Second Amendment Roundup: Supreme Court grants cert in Wolford v. Lopez
Hawaii law bans firearms on private property open to the public without explicit permission.
On October 3, the Supreme Court granted cert in Wolford v. Lopez on the following issue: "Whether the Ninth Circuit erred in holding, in direct conflict with the Second Circuit, that Hawaii may presumptively prohibit the carry of handguns by licensed concealed carry permit holders on private property open to the public unless the property owner affirmatively gives express permission to the handgun carrier?"
In response to Bruen's holding that citizens may not be denied permits to carry firearm without a special need, several states enacted sweeping bans on where firearms may be carried. One such provision enacted by Hawaii prohibits the carrying of firearms by a permit holder onto private property open to the public unless the owner affirmatively gives permission by "unambiguous written or verbal authorization" or by the "posting of clear and conspicuous signage." The Ninth Circuit upheld this prohibition in Wolford v. Lopez (2024).

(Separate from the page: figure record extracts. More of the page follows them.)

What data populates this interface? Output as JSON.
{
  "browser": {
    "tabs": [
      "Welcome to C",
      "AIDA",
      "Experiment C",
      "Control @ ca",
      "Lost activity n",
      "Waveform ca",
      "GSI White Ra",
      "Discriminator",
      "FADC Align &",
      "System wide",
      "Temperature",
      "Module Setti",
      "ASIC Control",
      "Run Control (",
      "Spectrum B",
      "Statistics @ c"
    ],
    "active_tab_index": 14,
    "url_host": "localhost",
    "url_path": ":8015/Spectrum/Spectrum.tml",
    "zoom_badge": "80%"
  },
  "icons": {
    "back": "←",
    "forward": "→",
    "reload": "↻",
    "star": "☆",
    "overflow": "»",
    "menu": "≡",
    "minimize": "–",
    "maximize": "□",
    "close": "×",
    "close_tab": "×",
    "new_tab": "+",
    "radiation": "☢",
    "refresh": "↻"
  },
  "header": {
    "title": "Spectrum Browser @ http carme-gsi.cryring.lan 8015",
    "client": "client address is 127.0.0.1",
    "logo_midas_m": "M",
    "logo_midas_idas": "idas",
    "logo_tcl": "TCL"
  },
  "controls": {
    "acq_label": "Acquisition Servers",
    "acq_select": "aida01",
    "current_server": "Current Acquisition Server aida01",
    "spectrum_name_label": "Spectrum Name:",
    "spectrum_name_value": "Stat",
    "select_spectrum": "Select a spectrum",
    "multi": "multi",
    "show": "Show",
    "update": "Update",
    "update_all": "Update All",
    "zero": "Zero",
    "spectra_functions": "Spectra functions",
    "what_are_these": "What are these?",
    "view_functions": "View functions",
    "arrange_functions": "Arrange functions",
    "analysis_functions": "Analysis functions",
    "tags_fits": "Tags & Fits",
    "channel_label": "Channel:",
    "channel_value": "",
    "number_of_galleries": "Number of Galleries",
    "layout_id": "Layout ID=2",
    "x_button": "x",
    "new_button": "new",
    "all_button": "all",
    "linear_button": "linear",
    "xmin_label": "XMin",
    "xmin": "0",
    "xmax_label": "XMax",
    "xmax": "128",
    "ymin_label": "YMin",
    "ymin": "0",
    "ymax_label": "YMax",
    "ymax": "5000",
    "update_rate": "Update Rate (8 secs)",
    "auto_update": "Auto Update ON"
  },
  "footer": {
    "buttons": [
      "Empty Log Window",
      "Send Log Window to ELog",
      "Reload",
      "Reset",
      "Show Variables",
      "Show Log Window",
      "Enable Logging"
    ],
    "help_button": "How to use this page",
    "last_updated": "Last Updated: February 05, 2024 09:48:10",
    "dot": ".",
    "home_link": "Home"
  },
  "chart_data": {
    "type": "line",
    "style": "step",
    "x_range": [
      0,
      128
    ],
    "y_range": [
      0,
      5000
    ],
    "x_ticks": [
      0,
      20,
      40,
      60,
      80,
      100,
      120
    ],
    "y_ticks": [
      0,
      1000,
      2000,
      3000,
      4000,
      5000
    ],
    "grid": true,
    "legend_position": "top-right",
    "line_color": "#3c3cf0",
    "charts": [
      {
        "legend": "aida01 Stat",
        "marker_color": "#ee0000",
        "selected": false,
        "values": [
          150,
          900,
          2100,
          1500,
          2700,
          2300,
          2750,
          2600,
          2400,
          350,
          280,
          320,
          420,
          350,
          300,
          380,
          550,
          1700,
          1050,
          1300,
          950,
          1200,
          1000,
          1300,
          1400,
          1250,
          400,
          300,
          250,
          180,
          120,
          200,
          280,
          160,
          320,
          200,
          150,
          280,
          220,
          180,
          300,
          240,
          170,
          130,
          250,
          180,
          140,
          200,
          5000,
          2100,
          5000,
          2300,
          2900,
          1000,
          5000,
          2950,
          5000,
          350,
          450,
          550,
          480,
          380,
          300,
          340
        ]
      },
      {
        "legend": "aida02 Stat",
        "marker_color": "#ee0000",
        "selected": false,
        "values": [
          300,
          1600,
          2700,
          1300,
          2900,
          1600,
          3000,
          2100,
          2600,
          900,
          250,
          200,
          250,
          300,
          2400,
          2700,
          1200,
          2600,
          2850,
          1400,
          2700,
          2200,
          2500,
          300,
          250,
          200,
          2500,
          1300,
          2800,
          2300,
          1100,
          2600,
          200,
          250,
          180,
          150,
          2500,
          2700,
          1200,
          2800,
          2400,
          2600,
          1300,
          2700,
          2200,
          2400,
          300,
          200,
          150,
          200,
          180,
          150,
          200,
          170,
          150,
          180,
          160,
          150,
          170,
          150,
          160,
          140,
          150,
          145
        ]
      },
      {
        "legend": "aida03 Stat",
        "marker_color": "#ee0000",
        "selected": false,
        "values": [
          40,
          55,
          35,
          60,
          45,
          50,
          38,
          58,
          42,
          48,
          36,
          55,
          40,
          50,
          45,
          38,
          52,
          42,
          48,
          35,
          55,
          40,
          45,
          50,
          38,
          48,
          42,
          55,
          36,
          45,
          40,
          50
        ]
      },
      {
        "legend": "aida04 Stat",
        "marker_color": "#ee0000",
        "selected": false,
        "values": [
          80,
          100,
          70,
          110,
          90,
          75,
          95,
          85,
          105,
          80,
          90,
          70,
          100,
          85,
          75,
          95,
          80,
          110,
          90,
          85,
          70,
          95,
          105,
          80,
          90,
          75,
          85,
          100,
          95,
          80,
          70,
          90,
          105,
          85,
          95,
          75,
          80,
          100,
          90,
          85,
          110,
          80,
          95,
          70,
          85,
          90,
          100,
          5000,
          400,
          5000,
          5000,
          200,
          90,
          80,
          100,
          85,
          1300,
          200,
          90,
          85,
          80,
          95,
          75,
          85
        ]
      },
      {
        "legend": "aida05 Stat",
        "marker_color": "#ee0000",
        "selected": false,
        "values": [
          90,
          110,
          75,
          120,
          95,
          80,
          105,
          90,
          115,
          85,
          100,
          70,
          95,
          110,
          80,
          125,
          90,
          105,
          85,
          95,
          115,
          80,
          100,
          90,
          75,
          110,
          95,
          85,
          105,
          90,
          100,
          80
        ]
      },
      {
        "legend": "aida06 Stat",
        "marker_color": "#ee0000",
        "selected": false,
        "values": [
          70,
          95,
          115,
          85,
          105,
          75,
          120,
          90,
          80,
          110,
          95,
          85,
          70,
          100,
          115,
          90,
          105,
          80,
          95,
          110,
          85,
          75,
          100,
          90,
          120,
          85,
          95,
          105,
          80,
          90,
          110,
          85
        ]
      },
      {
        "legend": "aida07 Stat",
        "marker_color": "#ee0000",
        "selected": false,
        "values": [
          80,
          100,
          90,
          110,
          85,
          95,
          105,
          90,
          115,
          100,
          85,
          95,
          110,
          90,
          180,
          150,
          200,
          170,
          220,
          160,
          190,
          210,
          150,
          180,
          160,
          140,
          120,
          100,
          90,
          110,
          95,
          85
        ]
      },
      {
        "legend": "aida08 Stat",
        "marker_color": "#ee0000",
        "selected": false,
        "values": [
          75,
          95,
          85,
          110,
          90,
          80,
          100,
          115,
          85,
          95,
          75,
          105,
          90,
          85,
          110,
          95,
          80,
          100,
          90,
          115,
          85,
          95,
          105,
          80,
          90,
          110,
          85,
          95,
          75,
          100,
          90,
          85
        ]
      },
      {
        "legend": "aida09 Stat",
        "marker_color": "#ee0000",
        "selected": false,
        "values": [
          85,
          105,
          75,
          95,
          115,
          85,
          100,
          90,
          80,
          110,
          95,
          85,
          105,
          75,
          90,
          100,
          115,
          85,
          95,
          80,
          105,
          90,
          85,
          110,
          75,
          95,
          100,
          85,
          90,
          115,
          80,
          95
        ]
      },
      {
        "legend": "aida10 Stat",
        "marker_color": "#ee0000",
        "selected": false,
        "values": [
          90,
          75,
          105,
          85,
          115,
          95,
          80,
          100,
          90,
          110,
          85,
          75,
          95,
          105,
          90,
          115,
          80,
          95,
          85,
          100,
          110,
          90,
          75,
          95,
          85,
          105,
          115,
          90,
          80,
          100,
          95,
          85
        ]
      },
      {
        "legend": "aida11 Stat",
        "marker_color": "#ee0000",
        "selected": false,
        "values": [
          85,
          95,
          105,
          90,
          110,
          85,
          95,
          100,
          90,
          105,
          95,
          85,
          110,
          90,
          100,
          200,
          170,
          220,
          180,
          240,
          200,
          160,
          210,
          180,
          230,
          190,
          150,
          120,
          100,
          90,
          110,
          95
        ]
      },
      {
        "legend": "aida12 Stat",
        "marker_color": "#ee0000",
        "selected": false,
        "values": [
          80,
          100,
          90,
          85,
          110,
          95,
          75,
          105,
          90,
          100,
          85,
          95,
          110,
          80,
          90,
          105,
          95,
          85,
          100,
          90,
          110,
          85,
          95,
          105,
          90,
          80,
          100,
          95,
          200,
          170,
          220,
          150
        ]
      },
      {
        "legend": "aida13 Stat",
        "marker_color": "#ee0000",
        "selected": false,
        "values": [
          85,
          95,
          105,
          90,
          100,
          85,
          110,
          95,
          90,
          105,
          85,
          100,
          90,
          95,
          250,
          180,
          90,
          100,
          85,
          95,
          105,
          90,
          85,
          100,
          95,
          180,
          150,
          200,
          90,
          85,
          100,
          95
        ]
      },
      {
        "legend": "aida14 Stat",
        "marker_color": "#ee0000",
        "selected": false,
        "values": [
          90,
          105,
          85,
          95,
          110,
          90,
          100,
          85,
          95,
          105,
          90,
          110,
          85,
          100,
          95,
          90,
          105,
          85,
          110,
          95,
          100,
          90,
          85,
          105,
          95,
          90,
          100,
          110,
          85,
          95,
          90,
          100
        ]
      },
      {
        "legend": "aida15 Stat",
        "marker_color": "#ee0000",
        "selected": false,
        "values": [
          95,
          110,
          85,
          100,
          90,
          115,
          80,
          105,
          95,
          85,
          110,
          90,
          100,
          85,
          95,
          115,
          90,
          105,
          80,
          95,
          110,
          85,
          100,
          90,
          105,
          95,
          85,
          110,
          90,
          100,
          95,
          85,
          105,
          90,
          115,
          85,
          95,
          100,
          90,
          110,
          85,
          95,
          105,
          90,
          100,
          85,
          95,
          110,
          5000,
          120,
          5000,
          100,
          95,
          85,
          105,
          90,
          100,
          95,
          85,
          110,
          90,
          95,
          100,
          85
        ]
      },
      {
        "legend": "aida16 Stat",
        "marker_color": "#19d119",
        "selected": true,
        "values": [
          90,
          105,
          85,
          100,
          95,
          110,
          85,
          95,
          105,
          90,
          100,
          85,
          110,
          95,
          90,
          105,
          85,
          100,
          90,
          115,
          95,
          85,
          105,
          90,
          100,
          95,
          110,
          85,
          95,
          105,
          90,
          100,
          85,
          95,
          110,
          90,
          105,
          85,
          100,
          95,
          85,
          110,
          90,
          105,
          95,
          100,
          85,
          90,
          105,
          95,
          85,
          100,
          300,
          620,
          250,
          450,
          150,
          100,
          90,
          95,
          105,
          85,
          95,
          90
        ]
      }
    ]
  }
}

That conflicts with the Second Circuit's decision in Antonyuk v. James (2024), which found violative of the Second Amendment New York's ban on firearm possession by a permitee onto private property open to the public unless the owner or lessee of the property posts clear and conspicuous signage or otherwise gives express consent to bring the firearm onto the property. That created an unprecedented default presumption that carriage is banned, instead of the historical presumption that it is banned only if explicitly done so.
To show that Hawaii's reverse default presumption satisfied Bruen's requirement that a restriction find analogues in American historical tradition, Wolford pointed to a 1771 New Jersey law focusing on hunting that prohibited going on the lands of another armed without consent, and an 1865 Louisiana law that prohibited carrying firearms on the premises or plantation of another without consent. But as Judge Lawrence VanDyke pointed out, dissenting from denial of en banc rehearing, the 1771 New Jersey law was "an antipoaching and antitrespassing ordinance," while the 1865 Louisiana law was one of the "notorious Black Codes that sought to deprive African Americans of their rights, including the right to keep and bear arms otherwise protected by state law."
As I noted in a previous post, the United States filed an amicus curiae brief in support of the cert petition in Wolford, explaining that "after Bruen, five States, including Hawaii, inverted the longstanding presumption and enacted a novel default rule under which individuals may carry firearms on private property only if the owner provides express authorization, such as by posting a conspicuous sign allowing guns." As the brief explained, the Court's consideration of the issue "would help lower courts seeking to interpret the Second Amendment, legislatures seeking to comply with the Constitution, and (most important) ordinary Americans seeking to exercise their fundamental right to possess and carry arms for lawful purposes such as self-defense."
The Wolford cert petition also proposed that the Court resolve a second issue: "Whether the Ninth Circuit erred in solely relying on post-Reconstruction Era and later laws in applying Bruen's text, history and tradition test in direct conflict with the holdings of the Third, Fifth, Eighth and Eleventh Circuits?" While the Court did not grant cert on that issue, it is sure to covered in the briefing, and the Court may well expand on its prior rulings that focused on Founding-era history and allowed later history only if consistent with Founding-era history. On that topic, see Mark W. Smith's article "Attention Originalists: The Second Amendment was adopted in 1791, not 1868."
Another state that tried to nullify Bruen was New Jersey, which prohibited carrying a firearm on "private property, including but not limited to residential, commercial, industrial, agricultural, institutional or undeveloped property, unless the owner has provided express consent or has posted a sign indicating that it is permissible to carry on the premises a concealed handgun." After the briefing in Wolford was complete, on September 10 the Third Circuit decided Koons v. Attorney General New Jersey, which held this ban likely to be violative of the Second Amendment as applied to carriage on private property open to the public, further buttressing the challengers in Wolford.
The Supreme Court has now decided to resolve an outlier law without precedent in American history until a handful of states sought to push back on the Court's ruling in Bruen. Most of the other of the Court's prior Second Amendment precedents invalidated outlier laws – the handgun bans in the District of Columbia (Heller) and Chicago (McDonald), and the discretionary licensing law in New York (Bruen). However it decides Wolford is sure to give major guidance as applied to the avalanche of other Second Amendment cases being litigated mostly in the same restrictive states.